How to Break Up with a Friend

Throughout a single lifespan, one person can make a multitude of friends. Most people desire to have a close bond with someone who is not a part of their family so that they can grow from mutual interests. There are a select few who are still friends with those whom they had play dates with, but most of the time the people separate due to new locations, interests, and friendships created in other areas. It is not uncommon for us to lose and make friends, but when friends are made and unwanted is when a problem arises. 

Recently, I went through an awkward encounter with someone whom I did not want to evolve a friendship with. I was attending an event with one of my friends and we sat down at a table with strangers. They seemed nice, but when the event started we realized these were not the people we wished to be friends with. I began to become distant from them and would not engage in conversation, yet they still were trying to make me a friend of theirs. After a few encounters, the stranger said a few words which were offensive to me and I knew the situation could not go on any longer. The next time I encountered them, I had to explicitly state that I did not want to be friends around them. It was quite awkward and I feel guilty about doing it to them, but I am grateful that I was able to do it as I realized it is better for us to be awkward for a little while and move on instead of me being in an uncomfortable position for a long period of time. Going through this situation, I realized others may have gone or are still in the uncomfortable friendship with someone, and there are a few steps one can follow to get out of the situation.

Step 1: Start to become distant from them

Usually the easiest and most clear approach is to become distant from the other person. Some examples of becoming distant are not attending events together, eating with other people, and spending minimal to no time together. The other person may be upset by realizing what you are doing and might confront you about it. If that happens, you can either explain how you just want some time apart or make an excuse about why you aren't spending a lot of time together (although making excuses is incredibly counterproductive). If you end in a fight with the person, then follow the next step.

Step 2: Let your other friends know of your discomfort and ask for help with the situation

After you have become distant and there is no progress, your friends may take notice of your discomfort. Although they do not always take notice, just tell them what you are doing and how you are feeling. Your other friends may be confused at first, but when you begin to explain to them why you feel the way you do, they wil have a better understanding.
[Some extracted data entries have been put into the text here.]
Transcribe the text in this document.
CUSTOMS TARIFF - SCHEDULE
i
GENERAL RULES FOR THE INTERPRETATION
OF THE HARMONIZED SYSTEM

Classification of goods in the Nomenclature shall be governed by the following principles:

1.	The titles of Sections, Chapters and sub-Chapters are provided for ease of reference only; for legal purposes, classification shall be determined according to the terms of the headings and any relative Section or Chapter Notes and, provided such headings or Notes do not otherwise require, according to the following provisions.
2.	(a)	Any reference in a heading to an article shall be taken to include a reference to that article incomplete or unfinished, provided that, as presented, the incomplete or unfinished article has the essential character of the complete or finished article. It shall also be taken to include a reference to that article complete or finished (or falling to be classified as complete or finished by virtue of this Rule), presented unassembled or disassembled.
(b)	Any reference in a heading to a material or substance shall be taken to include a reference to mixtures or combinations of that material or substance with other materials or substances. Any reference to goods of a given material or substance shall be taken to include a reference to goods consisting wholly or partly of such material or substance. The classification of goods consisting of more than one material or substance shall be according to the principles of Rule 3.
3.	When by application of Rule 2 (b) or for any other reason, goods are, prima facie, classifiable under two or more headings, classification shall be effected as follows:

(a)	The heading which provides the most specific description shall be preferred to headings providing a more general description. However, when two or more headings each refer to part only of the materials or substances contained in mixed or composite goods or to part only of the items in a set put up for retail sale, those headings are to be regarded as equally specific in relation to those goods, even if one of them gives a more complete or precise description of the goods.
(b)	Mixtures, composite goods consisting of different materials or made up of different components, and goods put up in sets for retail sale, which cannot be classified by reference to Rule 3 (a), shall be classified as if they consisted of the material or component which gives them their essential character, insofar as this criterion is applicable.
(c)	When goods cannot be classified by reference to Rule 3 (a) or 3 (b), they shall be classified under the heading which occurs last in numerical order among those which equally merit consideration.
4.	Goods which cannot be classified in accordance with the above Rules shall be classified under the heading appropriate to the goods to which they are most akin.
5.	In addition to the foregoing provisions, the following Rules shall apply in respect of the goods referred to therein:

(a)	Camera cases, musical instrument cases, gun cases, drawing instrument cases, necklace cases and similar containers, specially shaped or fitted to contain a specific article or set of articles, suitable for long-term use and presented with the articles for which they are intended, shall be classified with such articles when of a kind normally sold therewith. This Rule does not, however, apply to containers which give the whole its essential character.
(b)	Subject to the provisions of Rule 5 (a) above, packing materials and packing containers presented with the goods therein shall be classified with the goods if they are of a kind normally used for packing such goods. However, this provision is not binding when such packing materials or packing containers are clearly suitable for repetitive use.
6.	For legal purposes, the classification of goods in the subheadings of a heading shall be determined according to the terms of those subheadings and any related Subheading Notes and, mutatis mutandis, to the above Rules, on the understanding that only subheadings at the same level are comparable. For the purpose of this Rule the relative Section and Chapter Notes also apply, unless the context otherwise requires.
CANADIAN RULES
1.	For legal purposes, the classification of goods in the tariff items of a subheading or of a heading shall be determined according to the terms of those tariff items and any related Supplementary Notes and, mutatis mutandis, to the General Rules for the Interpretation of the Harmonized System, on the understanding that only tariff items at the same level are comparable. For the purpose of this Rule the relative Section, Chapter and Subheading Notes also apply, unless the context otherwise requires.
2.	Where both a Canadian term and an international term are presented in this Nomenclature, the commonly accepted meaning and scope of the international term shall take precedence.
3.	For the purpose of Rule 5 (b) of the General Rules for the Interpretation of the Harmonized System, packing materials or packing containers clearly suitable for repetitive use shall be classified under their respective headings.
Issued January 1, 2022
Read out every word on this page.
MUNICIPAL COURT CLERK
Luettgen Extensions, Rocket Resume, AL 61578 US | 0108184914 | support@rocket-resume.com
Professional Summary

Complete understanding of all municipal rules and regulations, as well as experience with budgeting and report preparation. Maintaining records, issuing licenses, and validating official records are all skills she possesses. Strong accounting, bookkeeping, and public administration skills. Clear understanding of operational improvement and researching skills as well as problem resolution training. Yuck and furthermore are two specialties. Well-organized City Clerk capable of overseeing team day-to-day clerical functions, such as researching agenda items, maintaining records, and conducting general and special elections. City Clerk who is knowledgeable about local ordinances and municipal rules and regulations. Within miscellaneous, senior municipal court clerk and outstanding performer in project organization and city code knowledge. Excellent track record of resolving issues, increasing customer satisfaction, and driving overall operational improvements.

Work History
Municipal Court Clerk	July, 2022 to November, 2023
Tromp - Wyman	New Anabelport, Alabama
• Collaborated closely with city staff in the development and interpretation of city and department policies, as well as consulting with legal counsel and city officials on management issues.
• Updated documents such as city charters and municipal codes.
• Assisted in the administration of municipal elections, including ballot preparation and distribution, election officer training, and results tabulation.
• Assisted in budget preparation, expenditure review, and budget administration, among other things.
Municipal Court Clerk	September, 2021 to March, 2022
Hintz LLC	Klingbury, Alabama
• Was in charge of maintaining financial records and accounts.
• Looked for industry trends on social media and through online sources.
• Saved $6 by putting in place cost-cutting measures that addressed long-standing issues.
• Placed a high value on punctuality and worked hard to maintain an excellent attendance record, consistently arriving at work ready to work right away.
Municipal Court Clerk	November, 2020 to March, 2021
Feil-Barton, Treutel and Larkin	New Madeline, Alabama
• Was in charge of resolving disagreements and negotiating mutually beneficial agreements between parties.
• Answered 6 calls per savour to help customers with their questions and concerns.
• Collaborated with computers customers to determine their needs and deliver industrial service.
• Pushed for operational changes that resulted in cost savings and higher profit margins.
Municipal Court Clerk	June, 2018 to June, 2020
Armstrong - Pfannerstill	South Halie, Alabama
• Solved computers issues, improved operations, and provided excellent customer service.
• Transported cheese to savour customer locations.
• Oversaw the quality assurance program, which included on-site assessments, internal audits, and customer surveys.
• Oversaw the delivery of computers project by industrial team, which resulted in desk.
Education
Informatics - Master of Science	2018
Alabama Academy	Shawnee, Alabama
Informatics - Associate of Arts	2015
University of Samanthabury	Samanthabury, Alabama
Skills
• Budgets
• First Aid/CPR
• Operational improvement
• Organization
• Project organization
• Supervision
If one of your friends is close with the person you are uncomfortable with, make sure to have a separate conversation about the situation. The other friend may feel uncomfortable, but if you show the support in their friendship, they will most likely show support in your decision. After your friends are familiar with the situation, they can help give hints about other things you can do to assist in the situation. Your friends are one of your best options for help as they know you and what you are comfortable with doing in the situation. If none of your friends' advice works, step 3 is the best way to get your opinion out there.

Step 3: Explicitly tell them that you do not wish to be friends 

This technique is a bit unorthodox as it is usually against social norms to explicitly state the status of your friendship. When you are in this situation, it is usually, if not always, awkward because the other party may not be aware of your emotions and still wish to continue the friendship. Don't try to sugarcoat the truth, but don't be blunt either. The best way to get out the information is to be honest with the other person and to be patient as they try to come to terms with the fact that the friendship is coming to an end. Some lines you can say to the other person are I'm sorry, but I don't want to be friends anymore; I don't feel comfortable in this friendship anymoreI feel ____ in this friendship and I don't like feeling like that. After each phrase, explain why you wish the friendship to end. The hardest part is trying to distance yourself once the final conversation has ended, but if you stay strong both people can move on to step 4.

Step 4: Move Forward

You may feel guilty about ending the friendship (I did too) and it is perfectly normal. Ending any relationship will cause feelings of sorrow for most people, but you can move forward. Don't try to bask in the "good times" as it will only make the feelings of sorrow worse. The best thing is to do other activities with your other friends and not let a little discomfort stop you from living your life. Throughout life you will gain and lose friends, and this is only one stage of it. 

The entire process is awkward, unusual, and weird to go through as you might not be familiar of how to "break up" with a friend, but if you keep your feelings honest it should go smoothly with only a few bumps to the end of the relationship.